J’avais abrégé mon séjour à Mondoville, mais ce n’était pas dans ce but. À mon arrivée, j’apprends que M. de Serbellane a tué M. d’Ervins à la suite d’une querelle politique chez madame d’Albémar ; tout Paris retentit de cet éclat scandaleux. Sur le champ de bataille même, M. de Serbellane a nommé madame d’Albémar ; il était renfermé chez elle depuis vingt-quatre heures ; elle m’avait dit qu’il était parti pour le Portugal. Dans huit jours elle part pour Montpellier, d’où elle se rendra à Lisbonne, s’il n’est pas permis à M. de Serbellane de revenir en France pour l’épouser. Elle-même m’a écrit que madame de Vernon m’apprendrait toute son histoire.
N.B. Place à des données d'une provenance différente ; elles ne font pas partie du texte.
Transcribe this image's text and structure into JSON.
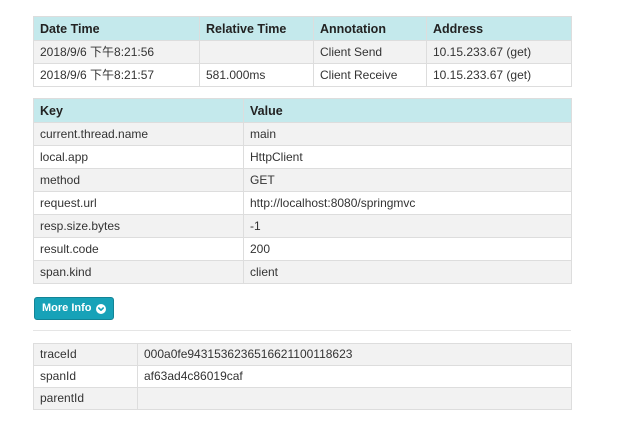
{
  "annotations": {
    "headers": [
      "Date Time",
      "Relative Time",
      "Annotation",
      "Address"
    ],
    "rows": [
      [
        "2018/9/6 下午8:21:56",
        "",
        "Client Send",
        "10.15.233.67 (get)"
      ],
      [
        "2018/9/6 下午8:21:57",
        "581.000ms",
        "Client Receive",
        "10.15.233.67 (get)"
      ]
    ]
  },
  "tags": {
    "headers": [
      "Key",
      "Value"
    ],
    "rows": [
      [
        "current.thread.name",
        "main"
      ],
      [
        "local.app",
        "HttpClient"
      ],
      [
        "method",
        "GET"
      ],
      [
        "request.url",
        "http://localhost:8080/springmvc"
      ],
      [
        "resp.size.bytes",
        "-1"
      ],
      [
        "result.code",
        "200"
      ],
      [
        "span.kind",
        "client"
      ]
    ]
  },
  "more_info": {
    "label": "More Info",
    "icon": "chevron-down-circle-icon",
    "color": "#17a2b8"
  },
  "ids": {
    "rows": [
      [
        "traceId",
        "000a0fe9431536236516621100118623"
      ],
      [
        "spanId",
        "af63ad4c86019caf"
      ],
      [
        "parentId",
        ""
      ]
    ]
  }
}
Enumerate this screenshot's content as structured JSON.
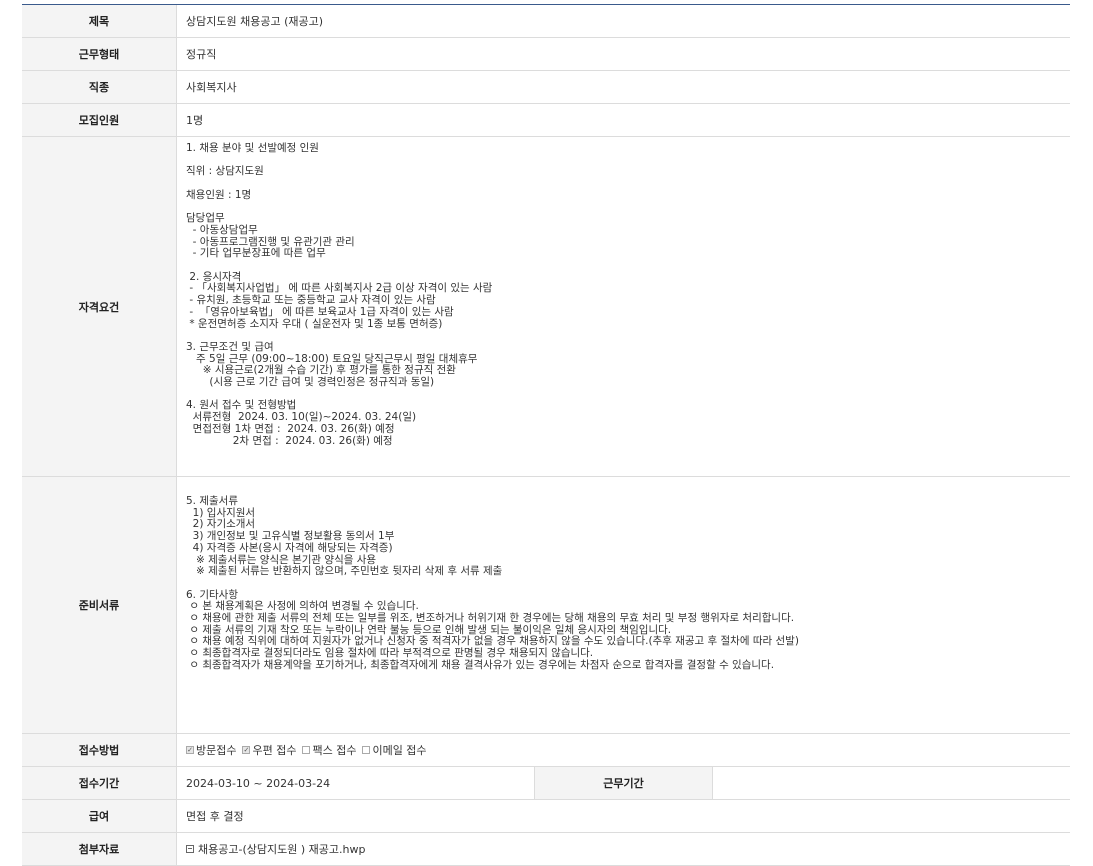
{
  "rows": {
    "title": {
      "label": "제목",
      "value": "상담지도원 채용공고 (재공고)"
    },
    "work_type": {
      "label": "근무형태",
      "value": "정규직"
    },
    "job": {
      "label": "직종",
      "value": "사회복지사"
    },
    "headcount": {
      "label": "모집인원",
      "value": "1명"
    },
    "qualification": {
      "label": "자격요건",
      "text": "1. 채용 분야 및 선발예정 인원\n\n직위 : 상담지도원\n\n채용인원 : 1명\n\n담당업무\n  - 아동상담업무\n  - 아동프로그램진행 및 유관기관 관리\n  - 기타 업무분장표에 따른 업무\n\n 2. 응시자격\n - 「사회복지사업법」 에 따른 사회복지사 2급 이상 자격이 있는 사람\n - 유치원, 초등학교 또는 중등학교 교사 자격이 있는 사람\n -  「영유아보육법」 에 따른 보육교사 1급 자격이 있는 사람\n * 운전면허증 소지자 우대 ( 실운전자 및 1종 보통 면허증)\n\n3. 근무조건 및 급여\n   주 5일 근무 (09:00~18:00) 토요일 당직근무시 평일 대체휴무\n     ※ 시용근로(2개월 수습 기간) 후 평가를 통한 정규직 전환\n       (시용 근로 기간 급여 및 경력인정은 정규직과 동일)\n\n4. 원서 접수 및 전형방법\n  서류전형  2024. 03. 10(일)~2024. 03. 24(일)\n  면접전형 1차 면접 :  2024. 03. 26(화) 예정\n              2차 면접 :  2024. 03. 26(화) 예정"
    },
    "documents": {
      "label": "준비서류",
      "text": "5. 제출서류\n  1) 입사지원서\n  2) 자기소개서\n  3) 개인정보 및 고유식별 정보활용 동의서 1부\n  4) 자격증 사본(응시 자격에 해당되는 자격증)\n   ※ 제출서류는 양식은 본기관 양식을 사용\n   ※ 제출된 서류는 반환하지 않으며, 주민번호 뒷자리 삭제 후 서류 제출\n\n6. 기타사항\n ㅇ 본 채용계획은 사정에 의하여 변경될 수 있습니다.\n ㅇ 채용에 관한 제출 서류의 전체 또는 일부를 위조, 변조하거나 허위기재 한 경우에는 당해 채용의 무효 처리 및 부정 행위자로 처리합니다.\n ㅇ 제출 서류의 기재 착오 또는 누락이나 연락 불능 등으로 인해 발생 되는 불이익은 일체 응시자의 책임입니다.\n ㅇ 채용 예정 직위에 대하여 지원자가 없거나 신청자 중 적격자가 없을 경우 채용하지 않을 수도 있습니다.(추후 재공고 후 절차에 따라 선발)\n ㅇ 최종합격자로 결정되더라도 임용 절차에 따라 부적격으로 판명될 경우 채용되지 않습니다.\n ㅇ 최종합격자가 채용계약을 포기하거나, 최종합격자에게 채용 결격사유가 있는 경우에는 차점자 순으로 합격자를 결정할 수 있습니다."
    },
    "apply_method": {
      "label": "접수방법",
      "options": [
        {
          "label": "방문접수",
          "checked": true
        },
        {
          "label": "우편 접수",
          "checked": true
        },
        {
          "label": "팩스 접수",
          "checked": false
        },
        {
          "label": "이메일 접수",
          "checked": false
        }
      ]
    },
    "apply_period": {
      "label": "접수기간",
      "value": "2024-03-10 ~ 2024-03-24",
      "work_period_label": "근무기간",
      "work_period_value": ""
    },
    "salary": {
      "label": "급여",
      "value": "면접 후 결정"
    },
    "attachment": {
      "label": "첨부자료",
      "file": "채용공고-(상담지도원 ) 재공고.hwp"
    }
  },
  "check_mark": "✓"
}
Enfin, de quoi me plaindrais-je ? elle est libre, son caractère devait m’ètre connu ; ne m’aviez-vous pas dit, ma mère, qu’il ne s’accorderait jamais avec le mien ? Pardonnez-moi de vous en avoir parlé : oubliez-la.

Je le sais, il ne m’est pas permis d’en finir ; l’existence que vous m’avez donnée vous appartient : j’ai éprouvé une émotion assez forte de tout ceci ; mais ce n’est pas en vain que votre sang m’a transmis le courage et la fierté, j’en aurai : je serai dans deux jours l’époux de Mathilde. Que dira madame d’Albémar alors ? que pensera-t-elle ? mais qu’importe ce qu’elle pensera ? Ma mère, vous serez obéie.

Le pauvre Barton s’est demis le bras en tombant de cheval ; il est obligé de rester à Mondoville encore quelque temps : il s’est aussi comme moi cruellement trompé ; mais qu’en résulte-t-il pour lui ? rien. Adieu, ma mère.

LETTRE XXXVI. — DELPHINE À MADEMOISELLE D’ALBÉMAR.
Bellerive, dans la nuit du 12 juillet.

Je n’ai plus rien à vous dire sur moi ; aujourd’hui, à six heures du soir, mon sort a, fini, et à neuf j’ai reçu la lettre qui me l’annonce. J’existe ; je crois que je ne mourrai pas ; j’irai vous rejoindre dès que madame d’Ervins sera rétablie. Il y a quelques heures que je me suis crue très-mal, mais c’est une des illusions de la douleur : souffrir, ce n’est pas mourir, c’est vivre.